Monday, December 21, 2009

I'm in South Africa

first light of day 3 finds me on the porch of our round thatched hut looking up at the southern cross and Orion turning cartwheels in the sky. the light approaches as slowly as it faded last night- our proximity to the pole turns the ecliptic into an oval from our ant-sized perspective. Within two hours of arrival, I had gone from blue-ish to pink, and my head almost hurts as I breathe in the dry white light.

with staff aboard Argo, Pop and I are free to explore the coast for a few days, so we take off early one morning and head east from Cape Town. even on the interstate, junction points become bus stops. Over a pass and deep into quiet fields, a man is pushing his shopping cart up a hill in the slow lane. we don't ask why, we wonder how he steers on the downhill. By lunchtime we are at "the Heads" of Kynsna, eating seafood. the Heads is a natural passage between the sea and a large brackish lake- we watch a small sailboat come in, quickly between her full sail and the green water surging inland. after lunch we wander out to the point. The land is craggy and orange, clusters of black mussels cling to the rocks just at that tide line where the sea so constantly throbs. the rocks rip the sea into a white foam that settles into a filigree of lace laid over her aqua fingers. I hear my ex-lover's rumbling and snapping guitar.
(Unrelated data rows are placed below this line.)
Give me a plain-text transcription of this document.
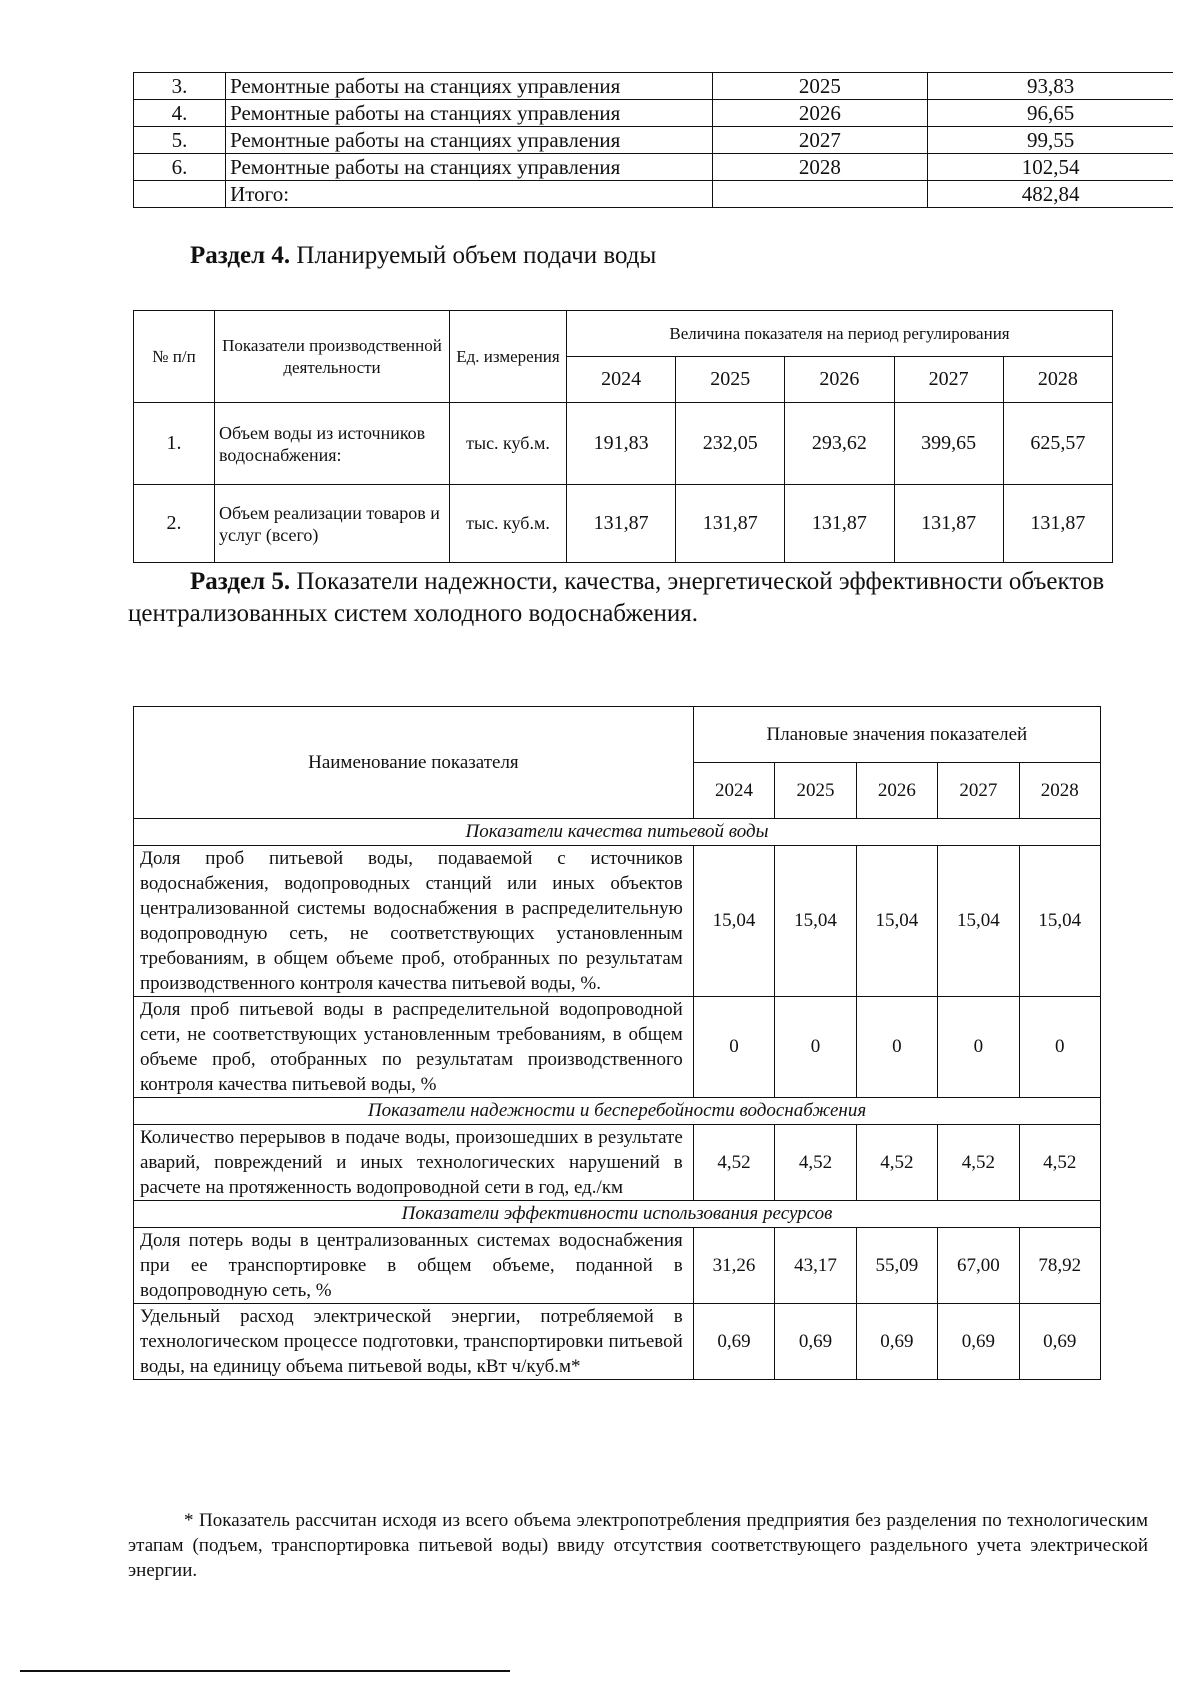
3.	Ремонтные работы на станциях управления	2025	93,83
4.	Ремонтные работы на станциях управления	2026	96,65
5.	Ремонтные работы на станциях управления	2027	99,55
6.	Ремонтные работы на станциях управления	2028	102,54
	Итого:		482,84
Раздел 4. Планируемый объем подачи воды
№ п/п	Показатели производственной деятельности	Ед. измерения	Величина показателя на период регулирования				
			2024	2025	2026	2027	2028
1.	Объем воды из источников водоснабжения:	тыс. куб.м.	191,83	232,05	293,62	399,65	625,57
2.	Объем реализации товаров и услуг (всего)	тыс. куб.м.	131,87	131,87	131,87	131,87	131,87
Раздел 5. Показатели надежности, качества, энергетической эффективности объектов централизованных систем холодного водоснабжения.
Наименование показателя	Плановые значения показателей				
	2024	2025	2026	2027	2028
Показатели качества питьевой воды					
Доля проб питьевой воды, подаваемой с источников водоснабжения, водопроводных станций или иных объектов централизованной системы водоснабжения в распределительную водопроводную сеть, не соответствующих установленным требованиям, в общем объеме проб, отобранных по результатам производственного контроля качества питьевой воды, %.	15,04	15,04	15,04	15,04	15,04
Доля проб питьевой воды в распределительной водопроводной сети, не соответствующих установленным требованиям, в общем объеме проб, отобранных по результатам производственного контроля качества питьевой воды, %	0	0	0	0	0
Показатели надежности и бесперебойности водоснабжения					
Количество перерывов в подаче воды, произошедших в результате аварий, повреждений и иных технологических нарушений в расчете на протяженность водопроводной сети в год, ед./км	4,52	4,52	4,52	4,52	4,52
Показатели эффективности использования ресурсов					
Доля потерь воды в централизованных системах водоснабжения при ее транспортировке в общем объеме, поданной в водопроводную сеть, %	31,26	43,17	55,09	67,00	78,92
Удельный расход электрической энергии, потребляемой в технологическом процессе подготовки, транспортировки питьевой воды, на единицу объема питьевой воды, кВт ч/куб.м*	0,69	0,69	0,69	0,69	0,69
* Показатель рассчитан исходя из всего объема электропотребления предприятия без разделения по технологическим этапам (подъем, транспортировка питьевой воды) ввиду отсутствия соответствующего раздельного учета электрической энергии.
That night we find a guesthouse by the beach at Jeffrey's Bay. Under the influence of three days of airplane naps and now with the ocean 100 meters away, I sleep as if in a womb. I sleep in the sea, I wake in the sea, and in the morning, I am romping among the rocks finding treasures. A black rock juts up in patches, creating the points of the bay that shape world-famous surf-breaks. The uppermost surfaces are eaten by the blowing sand and biting salt. closer to the tide live the limpets and barnacles. Then there are the smooth polished places that my feet love, below the low tides, the soft corals, seaweeds and fishies, and encircling it all, the sands and that are flipped and crushed to make them- iridescent oyster shells, pink and purple and sunyellow shells, and I, a little girl with my Pop.